Henry Normal at Latitude | Poetry review by Steve Bennett

Henry Normal at Latitude

Note: This review is from 2016

Poetry review by Steve Bennett

Henry Normal has been partly responsible for some of the biggest TV hits of the last two decades. After founding the Baby Cow production house with Steve Coogan, his name’s been at the end of the credits for hits such as Gavin and Stacey, The Mighty Boosh, Moone Boy, The Trip, Mid Morning Matters, Nighty Night and Uncle.

But three months ago he quit as chief executive 'to pursue creative endeavours in other fields’ – including a return to the poetry he performed on the comedy circuit in the late 1980s and early 1990s. Though with new material, naturally.

In one of his new poems he likens himself to the frame of the Mona Lisa, with all the attention focussed on the famous people around him, and none on himself. And the limited market for performance poetry means he’ll likely remain out of that spotlight.

As a  modest figure, he’ll probably be happy with that. He sits on the edge of the Latitude poetry stage, as much one of us than a performer relishing an elevated status. Tom Jones gets knickers thrown at him, while Normal is offered a biscuit, following a poem on the topic. And that’s not the only verse built on his humble, nay normal, background, even if his TV work means he can now live in a house with an impressive four bathrooms.

One poem’s called Tinned Fruit And Evaporated Milk, evoking the dessert the Normal family – not their real names, of course – would have every Saturday in their Nottingham home. Many Englishmen and women of a certain generation will identify with the 59-year-old’s observations, as well as with the emotional distance between Henry and his father, struggling to say ‘I love you’ or embrace each other.

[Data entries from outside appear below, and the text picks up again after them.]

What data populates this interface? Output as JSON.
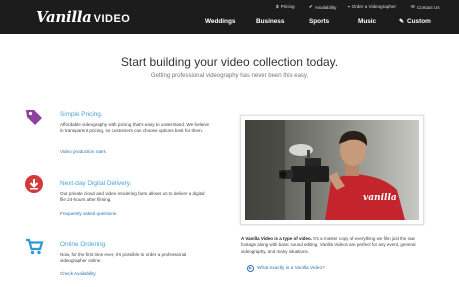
{
  "header": {
    "logo_script": "Vanilla",
    "logo_word": "VIDEO",
    "utility": [
      {
        "label": "Pricing",
        "icon": "dollar-icon"
      },
      {
        "label": "Availability",
        "icon": "check-circle-icon"
      },
      {
        "label": "Order a Videographer",
        "icon": "cart-icon"
      },
      {
        "label": "Contact Us",
        "icon": "envelope-icon"
      }
    ],
    "nav": [
      "Weddings",
      "Business",
      "Sports",
      "Music",
      "Custom"
    ],
    "nav_custom_icon": "pencil-icon"
  },
  "hero": {
    "headline": "Start building your video collection today.",
    "subline": "Getting professional videography has never been this easy."
  },
  "features": [
    {
      "title": "Simple Pricing.",
      "text": "Affordable videography with pricing that's easy to understand. We believe in transparent pricing, so customers can choose options best for them.",
      "link": "Video production rates",
      "icon": "price-tag-icon",
      "color": "#8e3fa0"
    },
    {
      "title": "Next-day Digital Delivery.",
      "text": "Our private cloud and video rendering farm allows us to deliver a digital file 24-hours after filming.",
      "link": "Frequently asked questions",
      "icon": "cloud-download-icon",
      "color": "#d33a3a"
    },
    {
      "title": "Online Ordering.",
      "text": "Now, for the first time ever, it's possible to order a professional videographer online.",
      "link": "Check Availability",
      "icon": "shopping-cart-icon",
      "color": "#2e9ad6"
    }
  ],
  "photo": {
    "alt": "videographer-with-camera",
    "shirt_text": "vanilla"
  },
  "caption": {
    "lead": "A Vanilla Video is a type of video.",
    "text": " It's a master copy of everything we film just the raw footage along with basic sound editing. Vanilla Videos are perfect for any event, general videography, and many situations."
  },
  "video_link": "What exactly is a Vanilla Video?",
  "colors": {
    "header_bg": "#1c1c1c",
    "link": "#2a72b8",
    "feature_title": "#4aa3d8",
    "shirt": "#c4252d"
  }
}
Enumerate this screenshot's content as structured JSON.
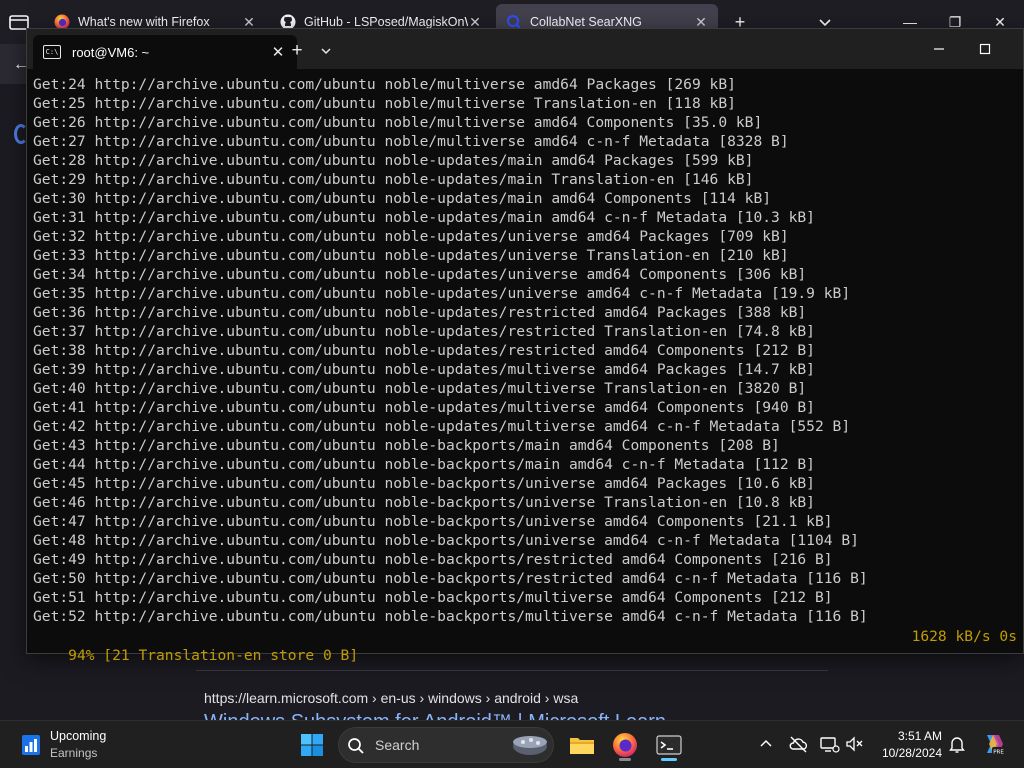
{
  "firefox": {
    "tabs": [
      {
        "title": "What's new with Firefox",
        "active": false,
        "icon": "firefox-icon"
      },
      {
        "title": "GitHub - LSPosed/MagiskOnW",
        "active": false,
        "icon": "github-icon"
      },
      {
        "title": "CollabNet SearXNG",
        "active": true,
        "icon": "searxng-icon"
      }
    ],
    "new_tab_label": "+",
    "window_controls": {
      "minimize": "—",
      "maximize": "❐",
      "close": "✕"
    },
    "back_label": "←",
    "result": {
      "breadcrumb": "https://learn.microsoft.com › en-us › windows › android › wsa",
      "title": "Windows Subsystem for Android™ | Microsoft Learn"
    }
  },
  "terminal": {
    "tab_title": "root@VM6: ~",
    "tab_icon_label": "C:\\",
    "close_label": "✕",
    "new_tab_label": "+",
    "lines": [
      "Get:24 http://archive.ubuntu.com/ubuntu noble/multiverse amd64 Packages [269 kB]",
      "Get:25 http://archive.ubuntu.com/ubuntu noble/multiverse Translation-en [118 kB]",
      "Get:26 http://archive.ubuntu.com/ubuntu noble/multiverse amd64 Components [35.0 kB]",
      "Get:27 http://archive.ubuntu.com/ubuntu noble/multiverse amd64 c-n-f Metadata [8328 B]",
      "Get:28 http://archive.ubuntu.com/ubuntu noble-updates/main amd64 Packages [599 kB]",
      "Get:29 http://archive.ubuntu.com/ubuntu noble-updates/main Translation-en [146 kB]",
      "Get:30 http://archive.ubuntu.com/ubuntu noble-updates/main amd64 Components [114 kB]",
      "Get:31 http://archive.ubuntu.com/ubuntu noble-updates/main amd64 c-n-f Metadata [10.3 kB]",
      "Get:32 http://archive.ubuntu.com/ubuntu noble-updates/universe amd64 Packages [709 kB]",
      "Get:33 http://archive.ubuntu.com/ubuntu noble-updates/universe Translation-en [210 kB]",
      "Get:34 http://archive.ubuntu.com/ubuntu noble-updates/universe amd64 Components [306 kB]",
      "Get:35 http://archive.ubuntu.com/ubuntu noble-updates/universe amd64 c-n-f Metadata [19.9 kB]",
      "Get:36 http://archive.ubuntu.com/ubuntu noble-updates/restricted amd64 Packages [388 kB]",
      "Get:37 http://archive.ubuntu.com/ubuntu noble-updates/restricted Translation-en [74.8 kB]",
      "Get:38 http://archive.ubuntu.com/ubuntu noble-updates/restricted amd64 Components [212 B]",
      "Get:39 http://archive.ubuntu.com/ubuntu noble-updates/multiverse amd64 Packages [14.7 kB]",
      "Get:40 http://archive.ubuntu.com/ubuntu noble-updates/multiverse Translation-en [3820 B]",
      "Get:41 http://archive.ubuntu.com/ubuntu noble-updates/multiverse amd64 Components [940 B]",
      "Get:42 http://archive.ubuntu.com/ubuntu noble-updates/multiverse amd64 c-n-f Metadata [552 B]",
      "Get:43 http://archive.ubuntu.com/ubuntu noble-backports/main amd64 Components [208 B]",
      "Get:44 http://archive.ubuntu.com/ubuntu noble-backports/main amd64 c-n-f Metadata [112 B]",
      "Get:45 http://archive.ubuntu.com/ubuntu noble-backports/universe amd64 Packages [10.6 kB]",
      "Get:46 http://archive.ubuntu.com/ubuntu noble-backports/universe Translation-en [10.8 kB]",
      "Get:47 http://archive.ubuntu.com/ubuntu noble-backports/universe amd64 Components [21.1 kB]",
      "Get:48 http://archive.ubuntu.com/ubuntu noble-backports/universe amd64 c-n-f Metadata [1104 B]",
      "Get:49 http://archive.ubuntu.com/ubuntu noble-backports/restricted amd64 Components [216 B]",
      "Get:50 http://archive.ubuntu.com/ubuntu noble-backports/restricted amd64 c-n-f Metadata [116 B]",
      "Get:51 http://archive.ubuntu.com/ubuntu noble-backports/multiverse amd64 Components [212 B]",
      "Get:52 http://archive.ubuntu.com/ubuntu noble-backports/multiverse amd64 c-n-f Metadata [116 B]"
    ],
    "status_left": "94% [21 Translation-en store 0 B]",
    "status_right": "1628 kB/s 0s"
  },
  "taskbar": {
    "weather_title": "Upcoming",
    "weather_subtitle": "Earnings",
    "search_label": "Search",
    "apps": [
      "windows-start-icon",
      "search-icon",
      "file-explorer-icon",
      "firefox-icon",
      "terminal-icon"
    ],
    "time": "3:51 AM",
    "date": "10/28/2024",
    "colors": {
      "accent": "#60cdff",
      "status_yellow": "#c19c00",
      "terminal_bg": "#0c0c0c"
    }
  }
}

His family feature in several poems, and in the affable chat between them. He writes love poems that are unsentimental, but still touching because of their authenticity, while others are inspired by seeking help for his son’s ‘mildly severe ‘ autism – the subject of a forthcoming Radio 4 programme, too. Normal also reveals both he and his father are somewhere on the spectrum.

Such topics are tackled with a light, skilful touch – although not all Normal’s work is comic, which may be a surprise given his background. There’s a plea to consider compassion more heroic than machismo; and a couple of warm and righteous poems about accepting all humanity as one. One of these has an awkward preamble about immigrants, but you can’t fault its sentiment. The comedy circuit was more politicised when Normal was working it, and that socially conscience ethos is still strong in his work.

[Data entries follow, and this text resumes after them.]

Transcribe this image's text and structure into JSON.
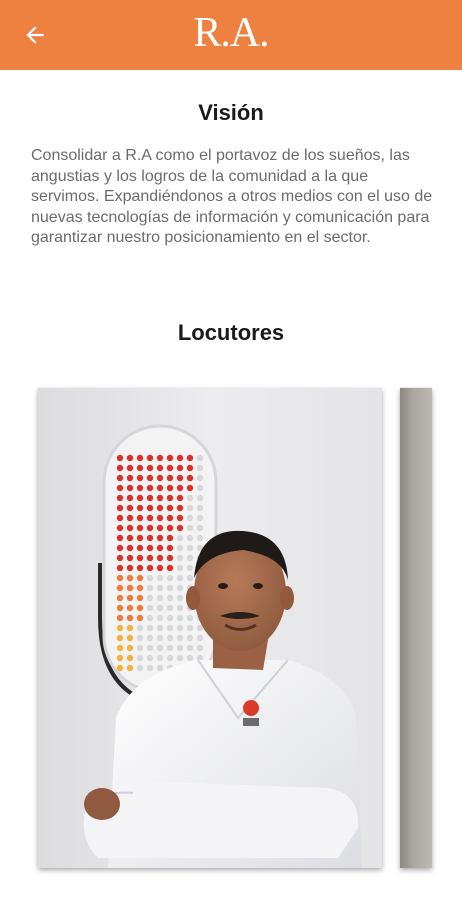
{
  "header": {
    "logo_text": "R.A.",
    "background_color": "#ee8140",
    "back_icon": "arrow-left-icon"
  },
  "vision": {
    "title": "Visión",
    "text": "Consolidar a R.A como el portavoz de los sueños, las angustias y los logros de la comunidad a la que servimos. Expandiéndonos a otros medios con el uso de nuevas tecnologías de información y comunicación para garantizar nuestro posicionamiento en el sector."
  },
  "locutores": {
    "title": "Locutores"
  }
}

His forte,of course, are the ditties – short, delightful jokes and aphorisms in rhyming form that still pack a twist in their tail. And speaking of rhymes, he has a decent showing of comically tortured ones that he can mock-boast about. He’s a clever wit who wears that intelligence lightly.

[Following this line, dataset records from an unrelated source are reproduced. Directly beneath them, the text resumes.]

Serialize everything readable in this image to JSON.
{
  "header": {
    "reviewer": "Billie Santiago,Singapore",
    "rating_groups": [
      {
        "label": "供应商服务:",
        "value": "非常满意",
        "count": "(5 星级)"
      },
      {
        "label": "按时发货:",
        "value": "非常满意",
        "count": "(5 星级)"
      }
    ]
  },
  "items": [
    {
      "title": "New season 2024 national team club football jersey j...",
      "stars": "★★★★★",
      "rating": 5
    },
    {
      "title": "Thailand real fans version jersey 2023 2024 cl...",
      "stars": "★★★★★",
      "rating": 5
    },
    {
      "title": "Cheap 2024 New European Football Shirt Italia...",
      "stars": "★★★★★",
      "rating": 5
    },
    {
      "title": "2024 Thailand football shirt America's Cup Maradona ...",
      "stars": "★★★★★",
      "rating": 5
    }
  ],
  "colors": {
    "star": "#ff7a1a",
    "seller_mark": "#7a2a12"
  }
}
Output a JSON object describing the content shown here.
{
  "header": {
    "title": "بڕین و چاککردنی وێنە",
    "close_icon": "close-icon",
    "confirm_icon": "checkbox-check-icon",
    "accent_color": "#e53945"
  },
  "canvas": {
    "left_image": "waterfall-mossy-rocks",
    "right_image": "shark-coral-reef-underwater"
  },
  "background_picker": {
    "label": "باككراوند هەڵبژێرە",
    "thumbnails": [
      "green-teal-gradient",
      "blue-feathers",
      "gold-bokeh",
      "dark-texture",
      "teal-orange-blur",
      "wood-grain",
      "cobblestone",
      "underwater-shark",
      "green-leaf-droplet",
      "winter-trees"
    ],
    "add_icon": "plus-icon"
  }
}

A couple of times that seemed to slip, with poems boasting more obvious loftier ambitions, which didn’t chime with today’s audience.  There are probably not enough people with Adrian Mitchell’s Ten Ways to Avoid Lending Your Wheelbarrow To Anybody to appreciate Normal’s rewriting it as break-up advice; while a longer poem about the fictional diary of a dinosaur fell awkwardly between comedy, education and making a point.

But when he’s writing with a comic voice, he’s as assured as you would expect… In the near 20 years he’s been off the circuit he’s been script-doctoring so many of those TV hits that there’s no danger of him having rusty. A languid audience on a hot afternoon didn’t always give these gags the recognition they deserved, but there’s nothing Normal about his writing.